Sous une même jaquette, Guy Sorman a, en fait, publié deux livres : Livre I : L’immigré - Livre II : le drogué ». Aussi fallait-il bien une transition pour justifier un tel voisinage...

Le passage du Livre I au Livre II se fait à la page 227, où l’on trouve ces mots : « Mais le rapport entre la drogue et l’immigration n’est pas seulement métaphorique : les crimes et délits relatifs à la drogue remplissent la moitié des prisons occidentales et la quasi-totalité de ces délinquants sont des immigrés clandestins. »

Il y aurait beaucoup à dire sur cette phrase. Contentons-nous, pour plus de clarté, du point suivant : la phrase semble signifier, en particulier - du moins si les mots ont un sens - que les étrangers en situation irrégulière constituent au moins 50% de la population carcérale des pays occidentaux, et donc de la France. Si notre pays faisait « exception » sur ce point, l’auteur nous aurait sans doute prévenus.

Au 1er janvier 1992, on a recensé, dans les prisons de la métropole, 48 113 détenus : 3 627 d’entre eux étaient poursuivis ou sanctionnés pour infraction à la législation sur l’entrée et le séjour des étrangers en France, soit 7,5 % de la population carcérale.

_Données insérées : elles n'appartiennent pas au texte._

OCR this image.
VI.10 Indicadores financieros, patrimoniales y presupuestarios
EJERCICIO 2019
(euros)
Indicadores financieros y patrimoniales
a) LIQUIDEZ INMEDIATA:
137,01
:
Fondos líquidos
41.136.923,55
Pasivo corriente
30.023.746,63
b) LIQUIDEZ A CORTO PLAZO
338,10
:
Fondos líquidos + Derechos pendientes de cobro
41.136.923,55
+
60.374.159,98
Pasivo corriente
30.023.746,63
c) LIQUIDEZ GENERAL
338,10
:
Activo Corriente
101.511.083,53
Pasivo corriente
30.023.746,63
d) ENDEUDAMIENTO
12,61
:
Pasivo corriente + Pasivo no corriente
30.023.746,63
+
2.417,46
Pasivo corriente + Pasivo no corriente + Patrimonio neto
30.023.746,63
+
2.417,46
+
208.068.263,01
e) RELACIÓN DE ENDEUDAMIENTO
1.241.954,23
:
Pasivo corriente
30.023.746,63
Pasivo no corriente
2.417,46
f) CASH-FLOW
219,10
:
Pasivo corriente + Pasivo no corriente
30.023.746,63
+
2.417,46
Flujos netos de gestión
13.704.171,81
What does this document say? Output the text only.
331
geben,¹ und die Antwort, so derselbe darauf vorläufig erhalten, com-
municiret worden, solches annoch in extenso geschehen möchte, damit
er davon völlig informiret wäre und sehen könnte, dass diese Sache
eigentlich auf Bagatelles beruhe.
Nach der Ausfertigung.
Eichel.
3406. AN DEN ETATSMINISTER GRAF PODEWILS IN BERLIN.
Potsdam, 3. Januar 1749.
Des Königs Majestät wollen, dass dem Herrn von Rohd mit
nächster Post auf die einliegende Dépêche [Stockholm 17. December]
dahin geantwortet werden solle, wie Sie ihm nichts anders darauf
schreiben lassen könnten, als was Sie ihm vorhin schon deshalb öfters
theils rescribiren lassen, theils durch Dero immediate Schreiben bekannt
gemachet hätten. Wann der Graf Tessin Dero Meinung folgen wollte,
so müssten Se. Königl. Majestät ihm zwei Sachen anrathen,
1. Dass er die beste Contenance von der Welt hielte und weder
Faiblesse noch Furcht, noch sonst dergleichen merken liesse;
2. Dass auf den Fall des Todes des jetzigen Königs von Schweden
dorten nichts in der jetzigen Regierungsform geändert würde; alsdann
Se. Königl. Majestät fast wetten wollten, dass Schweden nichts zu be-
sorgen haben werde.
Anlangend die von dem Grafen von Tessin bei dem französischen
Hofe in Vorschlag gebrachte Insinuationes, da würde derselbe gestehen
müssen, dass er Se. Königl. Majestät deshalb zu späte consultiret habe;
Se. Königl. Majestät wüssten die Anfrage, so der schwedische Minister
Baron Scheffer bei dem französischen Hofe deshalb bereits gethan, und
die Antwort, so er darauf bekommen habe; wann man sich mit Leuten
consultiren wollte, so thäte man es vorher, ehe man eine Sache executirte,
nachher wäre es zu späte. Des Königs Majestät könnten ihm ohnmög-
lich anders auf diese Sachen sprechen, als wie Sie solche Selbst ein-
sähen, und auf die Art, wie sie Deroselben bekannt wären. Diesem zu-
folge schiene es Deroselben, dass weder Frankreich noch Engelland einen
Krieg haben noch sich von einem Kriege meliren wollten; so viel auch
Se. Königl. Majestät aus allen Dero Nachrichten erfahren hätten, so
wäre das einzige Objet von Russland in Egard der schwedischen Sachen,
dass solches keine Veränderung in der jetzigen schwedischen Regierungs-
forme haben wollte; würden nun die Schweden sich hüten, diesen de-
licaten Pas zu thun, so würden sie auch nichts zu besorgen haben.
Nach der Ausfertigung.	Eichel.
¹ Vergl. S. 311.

Parmi ces derniers, 2 332 étaient poursuivis ou sanctionnés pour « autre cause » - stupéfiants ou autre [2]. Ce qui donne 4,8 %. C’est-à-dire moins de 5 %

Par ailleurs, la dernière statistique pénale du Conseil de l’Europe indique que la proportion d’étrangers parmi les détenus - en situation régulière ou non, dealers ou non - au 1er septembre 1990, est de : 8 % au Portugal, 12 % en Italie, 15 % en Allemagne, 16 % en Espagne, 18 % en Autriche, etc. , le maximum n’étant que de 41 % (!) - c’est au Luxembourg. On ne connaît pas de pays, en Europe, où cette proportion soit d’au moins 50 % [3].

Deux déclarations faites par l’auteur à l’émission « La marche du siècle » sur France 3 ont retenu mon attention : « Il faut savoir qu’aujourd’hui, en France, à peu près un tiers des places de prison sont occupées par des dealers (...) ». Et un peu plus tard : « Les prisons américaines sont pleines à 50 % de dealers. En France, on ne connaît pas les chiffres (sic) parce que l’État français ne veut pas les communiquer ou parce qu’il ne les a pas calculés (...), mais les faits sont là (...) ».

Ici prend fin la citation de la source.